One particularly challenging aspect of this year’s observance is that Passover is a celebration of freedom, but at the moment people are not feeling nearly as free as they usually do in this nation and others that cherish liberty. That’s for good reason, of course. Public health is at stake, and the restrictions in place now will not last forever.
Having to do without certain things can even enhance one’s understanding of the holiday. Seder participants are instructed to regard themselves as if they personally had been freed from slavery in the exodus. The hardships we are living through now, trivial compared with what the ancient Israelites and other Jews of the past had to endure, should make people that much more grateful for the gifts they have enjoyed and hopefully will again in the not-too-distant future.
Even if we can’t gather in groups, it’s crucial that people of different religions continue the common contemporary practice of interfaith outreach during this season of tremendously important holidays. Each of us can still learn from the other, regardless of whether or not we’re in the same room.
With the coronavirus dominating the news, it might be easy to forget that religious intolerance has been growing here and around the world in recent years. For the first time in generations, many American Jews no longer feel secure in their houses of worship or expressing their faith publicly.

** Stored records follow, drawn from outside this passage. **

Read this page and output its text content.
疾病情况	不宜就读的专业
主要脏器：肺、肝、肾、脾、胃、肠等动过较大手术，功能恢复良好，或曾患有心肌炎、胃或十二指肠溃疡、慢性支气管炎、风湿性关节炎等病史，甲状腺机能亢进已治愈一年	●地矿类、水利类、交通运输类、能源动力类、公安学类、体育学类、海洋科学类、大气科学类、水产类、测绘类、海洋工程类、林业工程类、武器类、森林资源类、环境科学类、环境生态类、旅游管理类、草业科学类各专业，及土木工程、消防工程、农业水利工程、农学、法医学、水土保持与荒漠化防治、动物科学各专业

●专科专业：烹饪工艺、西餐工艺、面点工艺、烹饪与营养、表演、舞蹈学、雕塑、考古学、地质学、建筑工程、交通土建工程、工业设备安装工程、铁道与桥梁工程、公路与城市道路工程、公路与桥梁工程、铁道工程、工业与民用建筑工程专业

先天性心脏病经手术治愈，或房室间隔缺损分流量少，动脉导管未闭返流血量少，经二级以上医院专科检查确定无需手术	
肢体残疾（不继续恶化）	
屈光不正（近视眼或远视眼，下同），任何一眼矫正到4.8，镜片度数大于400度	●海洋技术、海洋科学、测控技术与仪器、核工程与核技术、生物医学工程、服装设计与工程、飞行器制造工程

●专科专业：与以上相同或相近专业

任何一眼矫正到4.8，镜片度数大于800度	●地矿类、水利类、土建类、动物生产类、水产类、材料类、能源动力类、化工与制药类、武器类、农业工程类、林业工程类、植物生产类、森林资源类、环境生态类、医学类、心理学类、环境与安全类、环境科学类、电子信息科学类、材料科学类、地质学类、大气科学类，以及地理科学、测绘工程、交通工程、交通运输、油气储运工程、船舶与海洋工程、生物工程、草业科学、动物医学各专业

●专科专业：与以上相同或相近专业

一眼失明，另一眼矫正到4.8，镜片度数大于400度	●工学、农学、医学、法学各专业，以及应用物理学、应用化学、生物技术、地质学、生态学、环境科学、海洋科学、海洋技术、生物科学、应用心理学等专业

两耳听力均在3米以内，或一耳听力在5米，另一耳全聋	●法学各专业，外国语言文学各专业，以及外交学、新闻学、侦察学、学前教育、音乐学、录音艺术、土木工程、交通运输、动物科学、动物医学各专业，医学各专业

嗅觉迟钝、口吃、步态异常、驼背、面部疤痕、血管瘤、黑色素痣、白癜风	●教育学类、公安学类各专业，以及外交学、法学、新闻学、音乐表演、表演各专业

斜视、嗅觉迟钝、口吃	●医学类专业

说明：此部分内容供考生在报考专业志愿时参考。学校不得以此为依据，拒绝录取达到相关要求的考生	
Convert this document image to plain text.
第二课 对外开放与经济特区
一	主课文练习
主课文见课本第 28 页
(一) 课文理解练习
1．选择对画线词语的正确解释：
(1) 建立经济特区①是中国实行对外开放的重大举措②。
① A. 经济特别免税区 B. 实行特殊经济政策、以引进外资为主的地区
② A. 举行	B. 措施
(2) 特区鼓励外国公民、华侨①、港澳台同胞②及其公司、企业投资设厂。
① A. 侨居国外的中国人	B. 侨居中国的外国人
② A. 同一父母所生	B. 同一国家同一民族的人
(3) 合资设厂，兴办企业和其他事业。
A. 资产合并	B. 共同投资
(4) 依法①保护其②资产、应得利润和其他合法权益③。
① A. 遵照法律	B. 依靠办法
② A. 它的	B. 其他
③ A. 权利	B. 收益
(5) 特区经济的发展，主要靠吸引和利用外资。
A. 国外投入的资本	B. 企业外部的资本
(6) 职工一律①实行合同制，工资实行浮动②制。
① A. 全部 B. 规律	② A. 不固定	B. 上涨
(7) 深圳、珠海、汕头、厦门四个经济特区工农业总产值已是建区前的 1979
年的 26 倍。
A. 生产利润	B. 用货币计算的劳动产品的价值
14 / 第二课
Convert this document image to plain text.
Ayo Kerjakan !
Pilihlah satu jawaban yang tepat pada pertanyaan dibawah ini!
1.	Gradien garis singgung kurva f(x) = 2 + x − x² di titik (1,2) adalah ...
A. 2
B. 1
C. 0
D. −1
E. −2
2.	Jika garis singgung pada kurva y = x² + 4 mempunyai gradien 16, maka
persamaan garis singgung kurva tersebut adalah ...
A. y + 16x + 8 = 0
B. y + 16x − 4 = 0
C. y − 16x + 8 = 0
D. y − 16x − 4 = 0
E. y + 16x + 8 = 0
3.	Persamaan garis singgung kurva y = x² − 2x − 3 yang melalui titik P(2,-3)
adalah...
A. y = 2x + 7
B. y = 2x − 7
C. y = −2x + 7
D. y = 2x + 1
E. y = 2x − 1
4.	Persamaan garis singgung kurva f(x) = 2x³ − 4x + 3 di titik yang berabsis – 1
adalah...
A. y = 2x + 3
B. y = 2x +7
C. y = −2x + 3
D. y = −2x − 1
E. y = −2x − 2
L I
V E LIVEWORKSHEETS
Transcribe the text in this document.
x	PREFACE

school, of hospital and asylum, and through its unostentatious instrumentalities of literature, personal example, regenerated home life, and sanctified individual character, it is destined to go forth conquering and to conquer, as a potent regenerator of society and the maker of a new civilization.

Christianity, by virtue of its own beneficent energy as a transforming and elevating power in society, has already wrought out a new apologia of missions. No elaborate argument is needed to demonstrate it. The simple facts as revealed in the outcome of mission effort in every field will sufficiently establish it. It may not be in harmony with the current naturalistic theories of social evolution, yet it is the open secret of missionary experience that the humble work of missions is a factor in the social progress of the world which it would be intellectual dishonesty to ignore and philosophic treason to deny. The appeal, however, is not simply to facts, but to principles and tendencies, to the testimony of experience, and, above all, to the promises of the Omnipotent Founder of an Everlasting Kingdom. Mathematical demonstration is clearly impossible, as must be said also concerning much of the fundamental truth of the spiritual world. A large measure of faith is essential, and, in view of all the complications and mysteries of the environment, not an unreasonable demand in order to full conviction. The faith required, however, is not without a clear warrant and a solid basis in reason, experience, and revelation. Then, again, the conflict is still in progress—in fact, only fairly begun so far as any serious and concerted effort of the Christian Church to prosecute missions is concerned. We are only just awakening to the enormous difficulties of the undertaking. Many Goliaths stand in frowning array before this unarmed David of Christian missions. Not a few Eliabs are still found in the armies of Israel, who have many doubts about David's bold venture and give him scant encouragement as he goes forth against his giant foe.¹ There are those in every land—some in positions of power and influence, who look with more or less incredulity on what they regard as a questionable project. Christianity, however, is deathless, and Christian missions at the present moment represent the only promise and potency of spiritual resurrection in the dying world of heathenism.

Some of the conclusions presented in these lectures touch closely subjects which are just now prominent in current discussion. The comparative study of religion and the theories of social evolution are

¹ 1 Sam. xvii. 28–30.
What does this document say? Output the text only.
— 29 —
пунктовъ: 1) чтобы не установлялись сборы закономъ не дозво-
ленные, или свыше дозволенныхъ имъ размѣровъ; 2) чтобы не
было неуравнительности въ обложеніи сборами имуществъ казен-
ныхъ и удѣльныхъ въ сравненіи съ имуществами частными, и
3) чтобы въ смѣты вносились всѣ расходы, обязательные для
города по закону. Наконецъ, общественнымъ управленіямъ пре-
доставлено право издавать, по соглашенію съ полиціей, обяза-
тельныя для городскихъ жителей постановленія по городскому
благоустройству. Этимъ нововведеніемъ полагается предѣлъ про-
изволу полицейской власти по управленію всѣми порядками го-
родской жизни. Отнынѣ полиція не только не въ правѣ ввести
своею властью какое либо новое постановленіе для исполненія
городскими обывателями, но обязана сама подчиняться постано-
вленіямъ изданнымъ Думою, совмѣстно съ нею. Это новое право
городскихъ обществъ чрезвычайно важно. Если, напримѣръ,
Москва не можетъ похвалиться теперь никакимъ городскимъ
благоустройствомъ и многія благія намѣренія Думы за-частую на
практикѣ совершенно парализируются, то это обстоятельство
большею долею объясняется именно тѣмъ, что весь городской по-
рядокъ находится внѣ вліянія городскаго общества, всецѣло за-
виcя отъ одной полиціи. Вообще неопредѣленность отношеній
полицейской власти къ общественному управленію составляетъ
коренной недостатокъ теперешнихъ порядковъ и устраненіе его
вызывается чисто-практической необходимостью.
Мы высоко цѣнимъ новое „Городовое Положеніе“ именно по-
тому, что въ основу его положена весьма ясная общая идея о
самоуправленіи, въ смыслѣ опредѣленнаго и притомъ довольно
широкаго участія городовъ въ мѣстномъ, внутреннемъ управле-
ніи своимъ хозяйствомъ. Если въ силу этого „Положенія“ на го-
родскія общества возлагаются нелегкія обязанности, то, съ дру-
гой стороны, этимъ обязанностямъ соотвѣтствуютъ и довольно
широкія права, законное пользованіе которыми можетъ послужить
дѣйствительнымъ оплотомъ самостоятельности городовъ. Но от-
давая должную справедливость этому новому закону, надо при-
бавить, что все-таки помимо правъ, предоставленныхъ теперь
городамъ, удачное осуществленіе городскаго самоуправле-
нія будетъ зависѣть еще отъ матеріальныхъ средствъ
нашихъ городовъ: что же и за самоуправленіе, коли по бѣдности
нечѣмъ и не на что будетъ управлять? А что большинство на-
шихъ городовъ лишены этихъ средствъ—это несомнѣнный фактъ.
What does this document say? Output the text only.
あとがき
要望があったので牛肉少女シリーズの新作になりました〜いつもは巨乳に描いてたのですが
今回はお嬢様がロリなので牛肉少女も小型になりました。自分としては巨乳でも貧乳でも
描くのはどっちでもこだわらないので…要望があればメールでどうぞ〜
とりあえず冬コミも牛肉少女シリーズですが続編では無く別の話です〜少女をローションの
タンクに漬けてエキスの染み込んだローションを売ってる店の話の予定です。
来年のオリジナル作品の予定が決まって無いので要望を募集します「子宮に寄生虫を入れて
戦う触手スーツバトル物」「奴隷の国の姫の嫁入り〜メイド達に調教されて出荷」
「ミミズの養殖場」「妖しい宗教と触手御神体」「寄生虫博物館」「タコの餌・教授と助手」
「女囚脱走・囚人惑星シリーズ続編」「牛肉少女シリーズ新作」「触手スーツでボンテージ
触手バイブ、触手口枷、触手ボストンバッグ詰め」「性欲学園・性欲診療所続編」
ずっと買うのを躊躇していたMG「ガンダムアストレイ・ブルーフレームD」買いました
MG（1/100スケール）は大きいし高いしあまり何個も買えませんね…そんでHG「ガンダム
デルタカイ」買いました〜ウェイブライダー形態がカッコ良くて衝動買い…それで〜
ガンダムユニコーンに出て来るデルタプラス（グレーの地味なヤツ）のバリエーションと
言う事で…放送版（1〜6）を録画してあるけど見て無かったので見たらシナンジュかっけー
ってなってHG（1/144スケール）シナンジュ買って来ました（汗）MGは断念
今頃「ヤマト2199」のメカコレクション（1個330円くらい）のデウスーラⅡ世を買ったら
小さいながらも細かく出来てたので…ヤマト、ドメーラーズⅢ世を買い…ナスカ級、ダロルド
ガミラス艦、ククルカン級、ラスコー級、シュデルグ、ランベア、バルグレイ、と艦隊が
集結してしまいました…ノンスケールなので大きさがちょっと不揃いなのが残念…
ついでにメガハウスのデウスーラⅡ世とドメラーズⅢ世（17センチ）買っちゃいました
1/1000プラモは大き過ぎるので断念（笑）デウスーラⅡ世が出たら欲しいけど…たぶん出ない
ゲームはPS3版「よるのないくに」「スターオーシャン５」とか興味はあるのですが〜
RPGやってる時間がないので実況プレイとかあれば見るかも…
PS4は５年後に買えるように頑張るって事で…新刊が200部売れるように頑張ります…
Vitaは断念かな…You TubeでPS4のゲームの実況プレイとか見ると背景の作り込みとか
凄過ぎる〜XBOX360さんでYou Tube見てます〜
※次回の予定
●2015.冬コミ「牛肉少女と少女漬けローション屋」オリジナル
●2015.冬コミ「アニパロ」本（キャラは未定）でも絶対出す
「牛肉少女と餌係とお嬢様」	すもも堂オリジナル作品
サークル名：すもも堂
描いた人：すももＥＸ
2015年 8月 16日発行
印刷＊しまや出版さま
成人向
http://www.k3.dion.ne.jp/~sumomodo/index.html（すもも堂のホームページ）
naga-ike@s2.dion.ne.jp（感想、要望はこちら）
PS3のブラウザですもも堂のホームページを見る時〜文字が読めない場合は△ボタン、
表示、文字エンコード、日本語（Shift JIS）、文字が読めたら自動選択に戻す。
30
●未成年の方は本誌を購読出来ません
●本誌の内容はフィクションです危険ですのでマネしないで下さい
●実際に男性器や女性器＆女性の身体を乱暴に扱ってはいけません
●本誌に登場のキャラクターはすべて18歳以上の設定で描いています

It is up to all people of goodwill to turn the tide and ensure that Jews and other religious minorities feel welcome in their communities.
To do otherwise is to dismiss the valuable lessons of history so devastatingly and succinctly described in the Haggadah, the Seder prayer book: “In each and every generation they rise up against us to destroy us. And the Holy One, blessed be he, rescues us from their hands.” Indeed, to fight intolerance is to do God’s work.
As this most unusual Passover celebration begins, let us pray for better times ahead not just in terms of surviving this pandemic, but with determination to heal the world in the months and years to come.